The debate around the sub-categorisation of the OBC has been a long hotbed. The OBC includes the backward and marginalised castes and communities which have not been included within SC and ST. OBCs have been generally identified on the basis of their occupation: cultivation of own land, tenant farming, agriculture labour, cultivation and selling of vegetables, fruits and flowers, cattle-rearing, washing of clothes, carpentry, blacksmith, oilseeds crushing, pottery, stone-cutting, etc. However, the idea of backwardness depending on occupation was never solely the ground to seek reservation for OBC, but their socio-economic data. The Bihar government, while revealing its caste-census data, decided to withhold the socio-economic data and experts argue that without the economic data, which would show how the various communities in the state have progressed or lagged behind, the caste numbers are useful just for politics.

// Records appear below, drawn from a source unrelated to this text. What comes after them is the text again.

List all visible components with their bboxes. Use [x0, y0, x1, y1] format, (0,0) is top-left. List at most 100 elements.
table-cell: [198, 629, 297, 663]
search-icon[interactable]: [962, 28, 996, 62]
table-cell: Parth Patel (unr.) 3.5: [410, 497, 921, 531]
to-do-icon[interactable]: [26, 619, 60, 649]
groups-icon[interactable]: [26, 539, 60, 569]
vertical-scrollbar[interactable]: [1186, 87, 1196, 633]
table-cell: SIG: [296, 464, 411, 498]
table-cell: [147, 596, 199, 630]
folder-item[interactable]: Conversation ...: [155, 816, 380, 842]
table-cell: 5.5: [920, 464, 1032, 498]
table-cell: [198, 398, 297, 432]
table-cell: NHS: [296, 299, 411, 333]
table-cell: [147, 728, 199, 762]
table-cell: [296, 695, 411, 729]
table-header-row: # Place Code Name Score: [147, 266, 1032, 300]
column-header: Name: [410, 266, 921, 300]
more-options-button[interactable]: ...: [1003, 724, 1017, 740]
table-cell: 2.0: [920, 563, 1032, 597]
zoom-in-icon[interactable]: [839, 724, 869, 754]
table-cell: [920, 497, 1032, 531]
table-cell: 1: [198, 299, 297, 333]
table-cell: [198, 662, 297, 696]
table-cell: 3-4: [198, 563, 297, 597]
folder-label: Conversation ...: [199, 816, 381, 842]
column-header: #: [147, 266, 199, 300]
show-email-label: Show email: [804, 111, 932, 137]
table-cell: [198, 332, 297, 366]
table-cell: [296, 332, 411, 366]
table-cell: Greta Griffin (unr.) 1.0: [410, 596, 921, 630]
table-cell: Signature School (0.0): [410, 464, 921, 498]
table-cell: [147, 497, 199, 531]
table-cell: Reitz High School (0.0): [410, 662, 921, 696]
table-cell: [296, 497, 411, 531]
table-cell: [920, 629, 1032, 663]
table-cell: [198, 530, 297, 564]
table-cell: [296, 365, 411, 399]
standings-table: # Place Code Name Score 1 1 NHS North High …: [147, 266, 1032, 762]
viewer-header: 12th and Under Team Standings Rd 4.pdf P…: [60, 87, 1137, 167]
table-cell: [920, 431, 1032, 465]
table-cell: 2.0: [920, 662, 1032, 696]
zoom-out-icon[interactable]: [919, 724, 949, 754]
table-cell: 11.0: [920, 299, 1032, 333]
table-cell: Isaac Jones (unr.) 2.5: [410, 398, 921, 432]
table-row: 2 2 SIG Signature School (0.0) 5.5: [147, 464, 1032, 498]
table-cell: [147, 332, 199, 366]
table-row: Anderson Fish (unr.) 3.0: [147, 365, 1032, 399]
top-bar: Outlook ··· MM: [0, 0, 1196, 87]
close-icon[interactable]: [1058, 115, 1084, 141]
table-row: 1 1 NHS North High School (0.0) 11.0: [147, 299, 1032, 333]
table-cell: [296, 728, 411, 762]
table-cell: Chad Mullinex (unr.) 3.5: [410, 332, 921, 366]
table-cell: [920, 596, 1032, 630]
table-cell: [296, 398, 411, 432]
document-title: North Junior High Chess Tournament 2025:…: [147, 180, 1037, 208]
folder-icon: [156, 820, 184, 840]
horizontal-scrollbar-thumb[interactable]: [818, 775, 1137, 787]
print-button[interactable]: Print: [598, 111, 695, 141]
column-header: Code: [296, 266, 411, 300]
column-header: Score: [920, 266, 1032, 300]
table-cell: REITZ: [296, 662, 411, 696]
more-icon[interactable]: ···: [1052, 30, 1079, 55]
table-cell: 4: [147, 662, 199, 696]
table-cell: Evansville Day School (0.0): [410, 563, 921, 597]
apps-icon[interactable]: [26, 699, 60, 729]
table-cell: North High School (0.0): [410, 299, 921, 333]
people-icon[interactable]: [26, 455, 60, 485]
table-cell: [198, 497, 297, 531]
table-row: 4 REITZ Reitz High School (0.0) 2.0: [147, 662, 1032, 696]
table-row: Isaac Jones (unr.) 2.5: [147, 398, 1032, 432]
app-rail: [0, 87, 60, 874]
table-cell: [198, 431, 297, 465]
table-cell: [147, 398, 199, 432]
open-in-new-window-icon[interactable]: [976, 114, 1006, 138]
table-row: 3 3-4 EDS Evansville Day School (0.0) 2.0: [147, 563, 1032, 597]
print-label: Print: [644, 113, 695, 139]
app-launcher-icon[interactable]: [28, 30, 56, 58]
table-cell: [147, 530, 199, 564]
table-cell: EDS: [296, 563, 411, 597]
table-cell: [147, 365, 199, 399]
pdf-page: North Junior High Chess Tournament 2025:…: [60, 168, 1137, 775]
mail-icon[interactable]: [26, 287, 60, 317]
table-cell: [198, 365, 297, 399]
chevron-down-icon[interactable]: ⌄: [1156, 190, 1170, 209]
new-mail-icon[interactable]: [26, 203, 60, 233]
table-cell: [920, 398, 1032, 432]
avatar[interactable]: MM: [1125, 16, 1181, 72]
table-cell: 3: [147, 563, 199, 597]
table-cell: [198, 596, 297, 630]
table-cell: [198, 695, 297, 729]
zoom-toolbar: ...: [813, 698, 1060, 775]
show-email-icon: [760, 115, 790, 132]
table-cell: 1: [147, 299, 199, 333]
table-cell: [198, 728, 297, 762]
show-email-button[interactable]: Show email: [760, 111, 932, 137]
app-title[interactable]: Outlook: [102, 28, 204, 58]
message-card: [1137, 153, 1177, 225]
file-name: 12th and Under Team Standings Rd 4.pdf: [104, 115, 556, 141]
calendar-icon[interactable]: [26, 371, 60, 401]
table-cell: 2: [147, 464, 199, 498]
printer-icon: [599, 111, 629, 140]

In 2011, the Congress-led UPA 2.0 government conducted a socio-economic caste census exercise, the data for which was never revealed. While Congress raises the push for a nationwide caste census, during a rally in Bilaspur, Chhattisgarh, last month, Rahul Gandhi said, “Congress had conducted caste census in 2011. It has data of people of every caste, but Modi ji does not show that data to the people. This is one issue I spoke of before too. Only 3 out of 90 secretaries in the government of India are OBCs. The caste census will be an x-ray of India. With it, we will be able to find how many people belong to SC, ST, Dalit, and general categories," according to a report by Indian Express.
Marginalisation within OBCs has pressed the issue of subcategorisation, as it has been long debated that only the ‘upper caste’ among the 2,600 OBC communities in the central list has a significant representation in the 27 per cent quota of Central jobs that came with the implementation of the Mandal Commission recommendations more than 30 years ago. No sub-categorisation was made within this reservation.